Bireysel yatırımcının döviz alımı derken sadece dolar-euro veya bir başka para birimi kastedilmiyor. Bireysel yatırımcılar en büyük yabancı varlık alımını altın satın alarak göstermişler. Ya da yastık altındaki altınlar bankalara getirilmiş oldu.
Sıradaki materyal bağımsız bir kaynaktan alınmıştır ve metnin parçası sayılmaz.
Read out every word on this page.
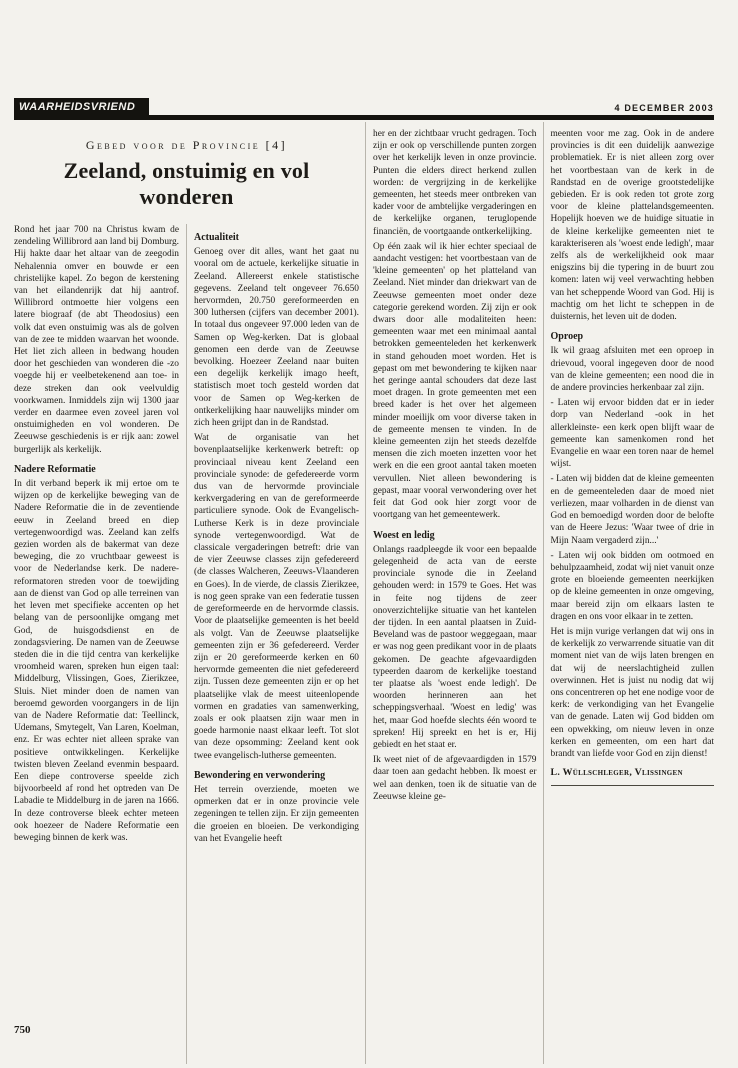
WAARHEIDSVRIEND	4 DECEMBER 2003
Gebed voor de Provincie [4]
Zeeland, onstuimig en vol wonderen

Rond het jaar 700 na Christus kwam de zendeling Willibrord aan land bij Domburg. Hij hakte daar het altaar van de zeegodin Nehalennia omver en bouwde er een christelijke kapel. Zo begon de kerstening van het eilandenrijk dat hij aantrof. Willibrord ontmoette hier volgens een latere biograaf (de abt Theodosius) een volk dat even onstuimig was als de golven van de zee te midden waarvan het woonde. Het liet zich alleen in bedwang houden door het geschieden van wonderen die -zo voegde hij er veelbetekenend aan toe- in deze streken dan ook veelvuldig voorkwamen. Inmiddels zijn wij 1300 jaar verder en daarmee even zoveel jaren vol onstuimigheden en vol wonderen. De Zeeuwse geschiedenis is er rijk aan: zowel burgerlijk als kerkelijk.

Nadere Reformatie

In dit verband beperk ik mij ertoe om te wijzen op de kerkelijke beweging van de Nadere Reformatie die in de zeventiende eeuw in Zeeland breed en diep vertegenwoordigd was. Zeeland kan zelfs gezien worden als de bakermat van deze beweging, die zo vruchtbaar geweest is voor de Nederlandse kerk. De nadere-reformatoren streden voor de toewijding aan de dienst van God op alle terreinen van het leven met specifieke accenten op het belang van de persoonlijke omgang met God, de huisgodsdienst en de zondagsviering. De namen van de Zeeuwse steden die in die tijd centra van kerkelijke vroomheid waren, spreken hun eigen taal: Middelburg, Vlissingen, Goes, Zierikzee, Sluis. Niet minder doen de namen van beroemd geworden voorgangers in de lijn van de Nadere Reformatie dat: Teellinck, Udemans, Smytegelt, Van Laren, Koelman, enz. Er was echter niet alleen sprake van positieve ontwikkelingen. Kerkelijke twisten bleven Zeeland evenmin bespaard. Een diepe controverse speelde zich bijvoorbeeld af rond het optreden van De Labadie te Middelburg in de jaren na 1666. In deze controverse bleek echter meteen ook hoezeer de Nadere Reformatie een beweging binnen de kerk was.

750
Actualiteit

Genoeg over dit alles, want het gaat nu vooral om de actuele, kerkelijke situatie in Zeeland. Allereerst enkele statistische gegevens. Zeeland telt ongeveer 76.650 hervormden, 20.750 gereformeerden en 300 luthersen (cijfers van december 2001). In totaal dus ongeveer 97.000 leden van de Samen op Weg-kerken. Dat is globaal genomen een derde van de Zeeuwse bevolking. Hoezeer Zeeland naar buiten een degelijk kerkelijk imago heeft, statistisch moet toch gesteld worden dat voor de Samen op Weg-kerken de ontkerkelijking haar nauwelijks minder om zich heen grijpt dan in de Randstad.

Wat de organisatie van het bovenplaatselijke kerkenwerk betreft: op provinciaal niveau kent Zeeland een provinciale synode: de gefedereerde vorm dus van de hervormde provinciale kerkvergadering en van de gereformeerde particuliere synode. Ook de Evangelisch-Lutherse Kerk is in deze provinciale synode vertegenwoordigd. Wat de classicale vergaderingen betreft: drie van de vier Zeeuwse classes zijn gefedereerd (de classes Walcheren, Zeeuws-Vlaanderen en Goes). In de vierde, de classis Zierikzee, is nog geen sprake van een federatie tussen de gereformeerde en de hervormde classis. Voor de plaatselijke gemeenten is het beeld als volgt. Van de Zeeuwse plaatselijke gemeenten zijn er 36 gefedereerd. Verder zijn er 20 gereformeerde kerken en 60 hervormde gemeenten die niet gefedereerd zijn. Tussen deze gemeenten zijn er op het plaatselijke vlak de meest uiteenlopende vormen en gradaties van samenwerking, zoals er ook plaatsen zijn waar men in goede harmonie naast elkaar leeft. Tot slot van deze opsomming: Zeeland kent ook twee evangelisch-lutherse gemeenten.

Bewondering en verwondering

Het terrein overziende, moeten we opmerken dat er in onze provincie vele zegeningen te tellen zijn. Er zijn gemeenten die groeien en bloeien. De verkondiging van het Evangelie heeft

her en der zichtbaar vrucht gedragen. Toch zijn er ook op verschillende punten zorgen over het kerkelijk leven in onze provincie. Punten die elders direct herkend zullen worden: de vergrijzing in de kerkelijke gemeenten, het steeds meer ontbreken van kader voor de ambtelijke vergaderingen en de kerkelijke organen, teruglopende financiën, de voortgaande ontkerkelijking.

Op één zaak wil ik hier echter speciaal de aandacht vestigen: het voortbestaan van de 'kleine gemeenten' op het platteland van Zeeland. Niet minder dan driekwart van de Zeeuwse gemeenten moet onder deze categorie gerekend worden. Zij zijn er ook dwars door alle modaliteiten heen: gemeenten waar met een minimaal aantal betrokken gemeenteleden het kerkenwerk in stand gehouden moet worden. Het is gepast om met bewondering te kijken naar het geringe aantal schouders dat deze last moet dragen. In grote gemeenten met een breed kader is het over het algemeen minder moeilijk om voor diverse taken in de gemeente mensen te vinden. In de kleine gemeenten zijn het steeds dezelfde mensen die zich moeten inzetten voor het werk en die een groot aantal taken moeten vervullen. Niet alleen bewondering is gepast, maar vooral verwondering over het feit dat God ook hier zorgt voor de voortgang van het gemeentewerk.

Woest en ledig

Onlangs raadpleegde ik voor een bepaalde gelegenheid de acta van de eerste provinciale synode die in Zeeland gehouden werd: in 1579 te Goes. Het was in feite nog tijdens de zeer onoverzichtelijke situatie van het kantelen der tijden. In een aantal plaatsen in Zuid-Beveland was de pastoor weggegaan, maar er was nog geen predikant voor in de plaats gekomen. De geachte afgevaardigden typeerden daarom de kerkelijke toestand ter plaatse als 'woest ende ledigh'. De woorden herinneren aan het scheppingsverhaal. 'Woest en ledig' was het, maar God hoefde slechts één woord te spreken! Hij spreekt en het is er, Hij gebiedt en het staat er.

Ik weet niet of de afgevaardigden in 1579 daar toen aan gedacht hebben. Ik moest er wel aan denken, toen ik de situatie van de Zeeuwse kleine ge-

meenten voor me zag. Ook in de andere provincies is dit een duidelijk aanwezige problematiek. Er is niet alleen zorg over het voortbestaan van de kerk in de Randstad en de overige grootstedelijke gebieden. Er is ook reden tot grote zorg voor de kleine plattelandsgemeenten. Hopelijk hoeven we de huidige situatie in de kleine kerkelijke gemeenten niet te karakteriseren als 'woest ende ledigh', maar zelfs als de werkelijkheid ook maar enigszins bij die typering in de buurt zou komen: laten wij veel verwachting hebben van het scheppende Woord van God. Hij is machtig om het licht te scheppen in de duisternis, het leven uit de doden.

Oproep

Ik wil graag afsluiten met een oproep in drievoud, vooral ingegeven door de nood van de kleine gemeenten; een nood die in de andere provincies herkenbaar zal zijn.

- Laten wij ervoor bidden dat er in ieder dorp van Nederland -ook in het allerkleinste- een kerk open blijft waar de gemeente kan samenkomen rond het Evangelie en waar een toren naar de hemel wijst.

- Laten wij bidden dat de kleine gemeenten en de gemeenteleden daar de moed niet verliezen, maar volharden in de dienst van God en bemoedigd worden door de belofte van de Heere Jezus: 'Waar twee of drie in Mijn Naam vergaderd zijn...'

- Laten wij ook bidden om ootmoed en behulpzaamheid, zodat wij niet vanuit onze grote en bloeiende gemeenten neerkijken op de kleine gemeenten in onze omgeving, maar bereid zijn om elkaars lasten te dragen en ons voor elkaar in te zetten.

Het is mijn vurige verlangen dat wij ons in de kerkelijk zo verwarrende situatie van dit moment niet van de wijs laten brengen en dat wij de neerslachtigheid zullen overwinnen. Het is juist nu nodig dat wij ons concentreren op het ene nodige voor de kerk: de verkondiging van het Evangelie van de genade. Laten wij God bidden om een opwekking, om nieuw leven in onze kerken en gemeenten, om een hart dat brandt van liefde voor God en zijn dienst!

L. Wüllschleger, Vlissingen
Çünkü bireysel yatırımcıların kıymetli maden hesapları yılbaşında 7,2 milyar dolarken, 4 Ekim tarihinde bu tutar 11 milyar doları aşmış oldu.
Döviz hesapları işlemlerinde dikkat çeken bir başka detay ise kurumsal talebin dolar tarafına bakmamış olmasıdır.
Gerçek kişiler 23,1 milyar dolarlık yabancı para talebinin 13,6 milyarlık kısmını dolar alımında kullanmışlar. 5,1 milyar dolar karşılığını ise euro alımında kullanmışlar ve kalan 3,9 milyar dolarlık kısmını da altın alımında kullanmışlar.
Oysa tüzel kişiler yılbaşından bu yana 9,2 milyar dolarlık döviz varlığı alımının tamamından fazlasını euro alımında kullanmışlardır. Daha fazlası şu oluyor: Tüzel kişiler 10 milyar 066 milyon dolar karşılığında euro satın almışlar; bunun yanında ise 1 milyar 243 milyon dolarlık dövizi dolar bozdurarak azaltmışlardır.
İşin bir başka dikkat çeken noktası ise katılım bankalarıdır. Mevduat bankalarındaki döviz hesapları yüzde 14,2 artışla 202,9 milyar dolara ulaşırken, katılım bankalarındaki döviz hesapları yüzde 41,2 artışla 21,1 milyar dolara çıkıyor.
Katılım bankalarındaki altın hesaplarıysa, mevduat bankalarındaki gerçek kişilerin yüzde 51,7’lik artışının da üzerine çıkarak tam yüzde 67,7 oranında yükseliş yaşadığı görülüyor.
Ayrıca katılım bankalarındaki döviz hesaplarındaki artış sadece gerçek kişilerin talebinden gelmiyor, aynı zamanda kurumsal hesaplarında döviz varlıklarını yüzde 40,3 artırdığı anlaşılıyor.
Kısaca milli duyguların bu kadar sert estiği bir dönemde siyasetin hâlâ ittifaklar üzerinden açıklamalarda bulunmasına rağmen ülkede millilik duygusu en yüksek düzeye ulaşmıştır. Bu dönem Millet İttifakı çökmelidir diye bakılacak bir dönem değildir. Bu dönem askerimizin, vatanımızın çıkarlarının en üstte olduğu dönemdir.
Bakalım ekonomi yönetimi ile para politikası vasıtası ile beceremediğimiz milli para dönemini dış çatışma sürecinde değiştirebilecek miyiz?